Hayırlı çalışmalar için çevresini organize ediyor

Çevresindeki kadınlarla birlikte yufka ve makarna yaptıklarını ifade eden Acar,

'Caminin kapısında sattık. Hemen kazanılan parayı dernek başkanına verdik. Dedik ki sen bu parayla aşurelik malzeme al gel. Biz pişirir kavanozlara koyar sana veririz. Caminin kapısında satarsın. Caminin ihtiyaçlarına katkı olur. Sonra Karasu'ya telefon ediyorum, lahana gönderiyorlar bana. Ben lahanaların bir kısmını arkadaşın kapısına bırakıyorum. 'Sana gelenlere sat bunları.' diyorum. Caminin kapısına bırakıyorum, 'Hocam bunlar satılık cemaate söyle' diyorum. Ha, olmadı mı? Baktım ki lahanalar sararacak, bozulacak, tadı kaçacak. O zaman ne yapayım? Koyarsın el arabasına onları, kapı kapı gezersin, satarsın, parasını toplarsın. Ben bunu niye yapıyorum? İbrahim Ethem ne yapmıştı, dağdan odun toplayıp, şehrin en kalabalık yerinde satarak dergaha katkı vermişti. Onlar bizim önderlerimiz.' ifadelerini kullandı.

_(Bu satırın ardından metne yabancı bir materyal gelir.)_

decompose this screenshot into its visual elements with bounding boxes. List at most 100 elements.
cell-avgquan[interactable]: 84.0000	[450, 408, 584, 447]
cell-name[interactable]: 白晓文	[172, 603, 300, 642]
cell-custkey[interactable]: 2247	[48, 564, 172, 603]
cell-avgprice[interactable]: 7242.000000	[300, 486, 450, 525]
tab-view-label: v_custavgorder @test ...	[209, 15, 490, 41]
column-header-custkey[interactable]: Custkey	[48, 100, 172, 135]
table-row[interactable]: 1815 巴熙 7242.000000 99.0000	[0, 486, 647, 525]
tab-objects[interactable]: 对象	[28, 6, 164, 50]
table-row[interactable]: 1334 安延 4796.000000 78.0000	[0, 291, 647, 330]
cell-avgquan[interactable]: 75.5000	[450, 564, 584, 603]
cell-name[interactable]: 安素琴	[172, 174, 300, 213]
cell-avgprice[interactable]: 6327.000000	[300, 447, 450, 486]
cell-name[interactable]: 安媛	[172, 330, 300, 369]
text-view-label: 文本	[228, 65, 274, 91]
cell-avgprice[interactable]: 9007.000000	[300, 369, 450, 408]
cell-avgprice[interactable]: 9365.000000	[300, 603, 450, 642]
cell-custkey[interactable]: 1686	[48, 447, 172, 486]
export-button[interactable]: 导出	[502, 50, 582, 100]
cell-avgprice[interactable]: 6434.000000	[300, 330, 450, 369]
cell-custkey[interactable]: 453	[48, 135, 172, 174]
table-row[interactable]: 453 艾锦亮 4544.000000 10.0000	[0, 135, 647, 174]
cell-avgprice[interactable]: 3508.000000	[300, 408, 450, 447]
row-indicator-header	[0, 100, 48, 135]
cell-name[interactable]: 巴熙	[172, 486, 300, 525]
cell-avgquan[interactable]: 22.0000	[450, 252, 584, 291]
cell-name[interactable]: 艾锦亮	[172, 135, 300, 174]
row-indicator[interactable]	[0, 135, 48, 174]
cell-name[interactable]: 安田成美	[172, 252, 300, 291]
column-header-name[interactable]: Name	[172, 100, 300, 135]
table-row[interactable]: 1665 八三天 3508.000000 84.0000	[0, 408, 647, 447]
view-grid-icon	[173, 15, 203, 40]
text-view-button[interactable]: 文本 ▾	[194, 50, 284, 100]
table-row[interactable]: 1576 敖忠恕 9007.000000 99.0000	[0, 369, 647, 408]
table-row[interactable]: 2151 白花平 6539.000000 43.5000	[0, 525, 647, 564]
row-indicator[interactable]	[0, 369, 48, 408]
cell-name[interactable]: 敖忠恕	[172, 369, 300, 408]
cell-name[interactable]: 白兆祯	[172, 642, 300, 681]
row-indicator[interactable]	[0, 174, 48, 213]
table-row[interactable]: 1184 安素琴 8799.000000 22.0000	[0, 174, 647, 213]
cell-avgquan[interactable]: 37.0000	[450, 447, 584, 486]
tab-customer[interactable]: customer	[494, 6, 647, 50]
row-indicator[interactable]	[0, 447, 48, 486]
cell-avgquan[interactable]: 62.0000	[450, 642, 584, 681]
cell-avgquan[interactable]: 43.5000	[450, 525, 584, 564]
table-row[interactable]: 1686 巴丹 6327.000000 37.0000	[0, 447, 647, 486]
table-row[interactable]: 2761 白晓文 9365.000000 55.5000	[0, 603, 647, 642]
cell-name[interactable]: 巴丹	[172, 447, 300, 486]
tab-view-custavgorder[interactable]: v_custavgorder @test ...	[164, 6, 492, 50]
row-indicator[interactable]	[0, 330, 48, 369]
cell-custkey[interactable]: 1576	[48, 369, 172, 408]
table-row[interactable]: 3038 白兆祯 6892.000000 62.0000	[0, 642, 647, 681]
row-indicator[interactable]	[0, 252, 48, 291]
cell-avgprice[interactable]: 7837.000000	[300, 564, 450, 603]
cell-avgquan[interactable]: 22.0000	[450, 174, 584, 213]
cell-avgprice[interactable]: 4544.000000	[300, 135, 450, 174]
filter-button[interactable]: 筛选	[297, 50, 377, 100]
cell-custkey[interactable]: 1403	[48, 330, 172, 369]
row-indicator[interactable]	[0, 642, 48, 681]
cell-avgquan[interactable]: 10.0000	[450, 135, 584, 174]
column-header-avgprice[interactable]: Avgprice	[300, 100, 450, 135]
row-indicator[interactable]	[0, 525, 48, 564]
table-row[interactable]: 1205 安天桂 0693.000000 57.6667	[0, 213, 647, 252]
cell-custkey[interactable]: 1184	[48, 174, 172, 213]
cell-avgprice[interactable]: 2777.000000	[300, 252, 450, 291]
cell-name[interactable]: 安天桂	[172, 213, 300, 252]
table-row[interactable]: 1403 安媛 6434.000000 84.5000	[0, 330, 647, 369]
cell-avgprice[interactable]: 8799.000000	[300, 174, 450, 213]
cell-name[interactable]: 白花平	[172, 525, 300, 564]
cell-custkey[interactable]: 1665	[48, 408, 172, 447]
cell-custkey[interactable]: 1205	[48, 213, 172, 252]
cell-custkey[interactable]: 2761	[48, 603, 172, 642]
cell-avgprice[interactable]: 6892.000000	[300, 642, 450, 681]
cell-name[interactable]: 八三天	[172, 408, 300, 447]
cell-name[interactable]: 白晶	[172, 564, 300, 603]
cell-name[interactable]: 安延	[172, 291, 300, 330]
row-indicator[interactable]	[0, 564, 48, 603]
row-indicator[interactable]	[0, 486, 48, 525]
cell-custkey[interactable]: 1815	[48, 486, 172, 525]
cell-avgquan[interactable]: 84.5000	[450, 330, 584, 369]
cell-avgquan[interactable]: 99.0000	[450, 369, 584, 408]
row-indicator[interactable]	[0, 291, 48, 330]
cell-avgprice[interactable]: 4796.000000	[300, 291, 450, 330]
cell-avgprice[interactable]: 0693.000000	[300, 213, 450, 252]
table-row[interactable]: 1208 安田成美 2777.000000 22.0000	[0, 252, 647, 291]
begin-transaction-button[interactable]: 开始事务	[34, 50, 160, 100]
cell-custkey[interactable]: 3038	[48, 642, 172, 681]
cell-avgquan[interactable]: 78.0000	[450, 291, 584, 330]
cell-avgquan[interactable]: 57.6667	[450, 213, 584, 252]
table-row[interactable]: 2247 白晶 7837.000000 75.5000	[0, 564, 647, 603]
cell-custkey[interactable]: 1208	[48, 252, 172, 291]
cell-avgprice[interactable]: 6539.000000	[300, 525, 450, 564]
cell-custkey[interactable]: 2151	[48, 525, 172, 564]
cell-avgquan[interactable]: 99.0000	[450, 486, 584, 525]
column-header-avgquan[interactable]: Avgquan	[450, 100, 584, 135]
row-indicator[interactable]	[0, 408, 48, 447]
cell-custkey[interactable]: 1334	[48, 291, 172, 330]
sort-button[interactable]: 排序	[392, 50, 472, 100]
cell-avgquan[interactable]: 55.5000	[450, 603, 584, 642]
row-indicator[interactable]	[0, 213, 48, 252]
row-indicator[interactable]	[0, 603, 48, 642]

'Dinlenmek cennette inşallah'

Halime Acar, İHH'nın çalışmalarına da değinerek, 'Yapılanları izleyince diyorum ki, iyi ki İHH var. Çok seviniyorum. Çok güzel çalışmalar yapıyorlar. Rabbim, İHH'nın kuruluşuna ve devam etmesine kimin katkısı varsa dünyadaysa sağlık, sıhhat ve afiyet versin. Dünyasını değiştirdiyse, Rabbim cennette makamını yüksek eylesin inşaallahü'r-rahman. Dinlenmeye yer arıyoruz. Halbuki dinlenmek cennette inşallah. En güzeli o. Ne ararsın boşuna?' şeklinde konuştu.